Sehr geehrter Herr Präsident! Meine Damen und Herren! Morgen jährt sich zum fünftenmal der Tag, nämlich der 18. März 1990, an dem die Menschen in der damaligen DDR das erste Mal frei gewählt haben. Damals haben sie den Weg zur deutschen Einheit gewählt. Ich bin dankbar für diesen Tag.
Heute, fünf Jahre später, ist die deutsche Einheit staatlich vorhanden, aber noch nicht vollendet. Wir im Deutschen Bundestag - im letzten und auch in diesem - müssen uns mit der Gestaltung der deutschen Einheit beschäftigen. Heute eröffnen wir die Diskussion zu einem weiteren Baustein, nämlich zu dem Thema Mietenüberleitungsgesetz.
Wir sind uns alle darüber im klaren: Wir müssen in Deutschland ein einheitliches Mietrecht erreichen.

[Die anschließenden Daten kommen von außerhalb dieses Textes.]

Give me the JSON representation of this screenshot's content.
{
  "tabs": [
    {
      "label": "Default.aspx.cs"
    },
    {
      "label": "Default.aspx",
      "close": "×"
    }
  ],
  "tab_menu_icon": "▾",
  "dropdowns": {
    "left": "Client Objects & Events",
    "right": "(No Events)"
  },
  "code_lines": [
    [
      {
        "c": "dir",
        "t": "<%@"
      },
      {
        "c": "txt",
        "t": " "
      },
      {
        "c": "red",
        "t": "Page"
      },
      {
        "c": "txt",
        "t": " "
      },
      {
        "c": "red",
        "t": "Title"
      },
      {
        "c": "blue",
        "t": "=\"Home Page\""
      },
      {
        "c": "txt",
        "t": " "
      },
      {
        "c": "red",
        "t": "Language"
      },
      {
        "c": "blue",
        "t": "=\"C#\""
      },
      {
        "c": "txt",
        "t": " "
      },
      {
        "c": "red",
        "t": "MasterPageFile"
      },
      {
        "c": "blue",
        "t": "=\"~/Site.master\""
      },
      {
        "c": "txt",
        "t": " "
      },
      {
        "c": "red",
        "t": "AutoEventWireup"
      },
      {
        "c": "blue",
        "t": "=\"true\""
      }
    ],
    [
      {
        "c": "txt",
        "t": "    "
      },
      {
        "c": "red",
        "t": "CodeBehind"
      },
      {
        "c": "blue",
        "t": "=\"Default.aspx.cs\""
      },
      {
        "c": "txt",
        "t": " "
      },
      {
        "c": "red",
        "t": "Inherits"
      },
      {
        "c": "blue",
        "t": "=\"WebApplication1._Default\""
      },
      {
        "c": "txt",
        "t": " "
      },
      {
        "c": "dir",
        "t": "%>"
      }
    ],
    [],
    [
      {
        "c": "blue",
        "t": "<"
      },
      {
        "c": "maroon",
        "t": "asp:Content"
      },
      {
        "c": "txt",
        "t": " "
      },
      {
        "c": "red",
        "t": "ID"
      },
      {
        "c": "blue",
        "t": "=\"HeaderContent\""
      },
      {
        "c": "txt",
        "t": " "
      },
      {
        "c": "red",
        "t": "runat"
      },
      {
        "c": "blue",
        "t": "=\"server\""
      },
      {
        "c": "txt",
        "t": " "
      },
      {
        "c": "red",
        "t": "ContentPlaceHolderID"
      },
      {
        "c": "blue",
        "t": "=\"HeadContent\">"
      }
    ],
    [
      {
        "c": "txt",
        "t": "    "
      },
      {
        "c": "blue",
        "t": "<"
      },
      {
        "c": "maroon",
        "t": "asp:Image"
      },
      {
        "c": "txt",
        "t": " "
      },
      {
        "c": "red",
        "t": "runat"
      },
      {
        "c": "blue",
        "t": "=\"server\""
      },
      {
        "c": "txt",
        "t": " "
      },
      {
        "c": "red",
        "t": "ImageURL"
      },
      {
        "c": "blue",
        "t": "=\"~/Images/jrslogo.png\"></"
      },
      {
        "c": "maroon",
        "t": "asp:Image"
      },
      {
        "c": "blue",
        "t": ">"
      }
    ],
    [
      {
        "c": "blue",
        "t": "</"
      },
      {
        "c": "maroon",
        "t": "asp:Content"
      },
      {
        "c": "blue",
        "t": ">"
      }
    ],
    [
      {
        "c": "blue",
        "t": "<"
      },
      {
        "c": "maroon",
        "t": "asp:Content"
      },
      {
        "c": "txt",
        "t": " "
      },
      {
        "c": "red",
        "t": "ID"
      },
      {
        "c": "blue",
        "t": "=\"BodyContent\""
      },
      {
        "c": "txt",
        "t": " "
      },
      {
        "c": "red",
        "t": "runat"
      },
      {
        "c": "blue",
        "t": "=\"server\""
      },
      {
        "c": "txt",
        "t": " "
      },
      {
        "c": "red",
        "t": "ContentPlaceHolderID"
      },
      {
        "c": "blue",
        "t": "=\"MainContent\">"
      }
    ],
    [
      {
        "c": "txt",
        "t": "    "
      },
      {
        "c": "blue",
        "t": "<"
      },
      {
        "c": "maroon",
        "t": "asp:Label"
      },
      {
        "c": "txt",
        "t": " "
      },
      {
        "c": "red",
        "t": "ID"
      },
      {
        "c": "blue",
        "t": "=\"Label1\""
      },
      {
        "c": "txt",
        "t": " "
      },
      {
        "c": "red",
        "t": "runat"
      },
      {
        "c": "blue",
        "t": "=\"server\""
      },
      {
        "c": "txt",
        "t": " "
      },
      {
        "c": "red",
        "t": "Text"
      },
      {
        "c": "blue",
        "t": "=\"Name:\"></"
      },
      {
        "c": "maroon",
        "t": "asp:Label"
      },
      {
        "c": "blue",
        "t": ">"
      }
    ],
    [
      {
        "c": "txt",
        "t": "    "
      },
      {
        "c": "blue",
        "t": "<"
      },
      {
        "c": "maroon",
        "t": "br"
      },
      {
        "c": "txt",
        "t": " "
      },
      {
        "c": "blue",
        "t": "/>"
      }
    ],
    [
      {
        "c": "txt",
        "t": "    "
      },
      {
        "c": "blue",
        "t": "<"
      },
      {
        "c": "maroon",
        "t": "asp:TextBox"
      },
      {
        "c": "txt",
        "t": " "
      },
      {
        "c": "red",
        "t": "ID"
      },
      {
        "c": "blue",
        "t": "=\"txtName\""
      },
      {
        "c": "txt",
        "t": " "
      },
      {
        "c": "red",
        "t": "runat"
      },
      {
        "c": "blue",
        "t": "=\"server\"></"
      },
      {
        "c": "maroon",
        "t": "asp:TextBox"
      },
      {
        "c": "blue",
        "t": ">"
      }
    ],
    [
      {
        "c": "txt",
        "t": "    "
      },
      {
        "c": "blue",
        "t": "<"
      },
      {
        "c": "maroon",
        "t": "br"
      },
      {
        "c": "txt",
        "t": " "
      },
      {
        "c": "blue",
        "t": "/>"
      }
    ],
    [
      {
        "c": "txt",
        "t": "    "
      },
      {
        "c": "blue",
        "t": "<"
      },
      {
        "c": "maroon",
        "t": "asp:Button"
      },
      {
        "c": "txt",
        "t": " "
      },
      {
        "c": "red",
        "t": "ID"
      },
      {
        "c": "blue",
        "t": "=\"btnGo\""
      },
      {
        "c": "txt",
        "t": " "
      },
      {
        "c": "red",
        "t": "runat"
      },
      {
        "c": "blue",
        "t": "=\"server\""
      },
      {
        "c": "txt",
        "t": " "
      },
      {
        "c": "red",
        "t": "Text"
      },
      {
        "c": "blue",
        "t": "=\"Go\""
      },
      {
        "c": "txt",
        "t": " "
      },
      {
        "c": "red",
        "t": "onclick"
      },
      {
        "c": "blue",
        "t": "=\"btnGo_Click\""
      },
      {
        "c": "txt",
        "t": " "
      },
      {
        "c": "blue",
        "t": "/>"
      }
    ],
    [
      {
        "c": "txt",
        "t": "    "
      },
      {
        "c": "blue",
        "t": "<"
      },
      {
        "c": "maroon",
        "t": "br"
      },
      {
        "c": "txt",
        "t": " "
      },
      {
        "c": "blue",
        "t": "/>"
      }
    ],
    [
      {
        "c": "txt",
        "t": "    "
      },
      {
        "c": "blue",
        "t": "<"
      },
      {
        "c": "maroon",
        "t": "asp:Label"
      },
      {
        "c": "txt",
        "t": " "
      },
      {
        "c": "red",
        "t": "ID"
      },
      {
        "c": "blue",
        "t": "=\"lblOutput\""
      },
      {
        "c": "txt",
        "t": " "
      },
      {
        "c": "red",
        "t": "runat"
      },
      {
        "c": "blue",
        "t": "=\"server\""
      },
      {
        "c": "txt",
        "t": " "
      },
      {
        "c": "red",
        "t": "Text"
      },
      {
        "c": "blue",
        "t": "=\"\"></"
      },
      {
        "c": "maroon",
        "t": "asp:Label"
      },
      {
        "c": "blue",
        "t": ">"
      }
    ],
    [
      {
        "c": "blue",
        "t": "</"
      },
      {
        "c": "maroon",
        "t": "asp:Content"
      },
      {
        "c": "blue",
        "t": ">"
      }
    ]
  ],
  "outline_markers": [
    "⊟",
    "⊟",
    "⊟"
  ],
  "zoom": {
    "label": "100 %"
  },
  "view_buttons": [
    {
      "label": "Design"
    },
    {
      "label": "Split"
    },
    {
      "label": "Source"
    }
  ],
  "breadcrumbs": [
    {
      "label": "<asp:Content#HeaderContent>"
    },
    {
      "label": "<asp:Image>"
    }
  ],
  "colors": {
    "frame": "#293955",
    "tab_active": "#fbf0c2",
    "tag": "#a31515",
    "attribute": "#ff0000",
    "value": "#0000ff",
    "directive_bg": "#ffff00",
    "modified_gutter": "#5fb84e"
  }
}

Auch im Osten wollen wir das Vergleichsmietensystem. Was ist das Vergleichsmietensystem? Viele in den neuen Bundesländern wissen das nicht. Wir wollen nicht Westmieten im Osten einführen, sondern wir wollen, daß sich die Mieten im Osten entsprechend der Lage, der Ausstattung, dem Bauzustand und der Beschaffenheit der Wohnungen entwickeln. Das Vergleichsmietensystem hat das im Westen Deutschlands geschafft. Ich glaube, daß das Vergleichsmietensystem das auch im Osten Deutschlands erreichen wird.
Wie war die Ausgangssituation? In der DDR galten bis zur Wende die Mieten von 1937. Sie betrugen 0,35 Mark bis 1 Mark pro Quadratmeter. Das Ergebnis: Die Gebäudewirtschaft und die Wohnungseigentümer hatten kein Geld für die Sanierung. Letztendlich grassierte - weil es auch so war - der Slogan: Ruinen schaffen ohne Waffen.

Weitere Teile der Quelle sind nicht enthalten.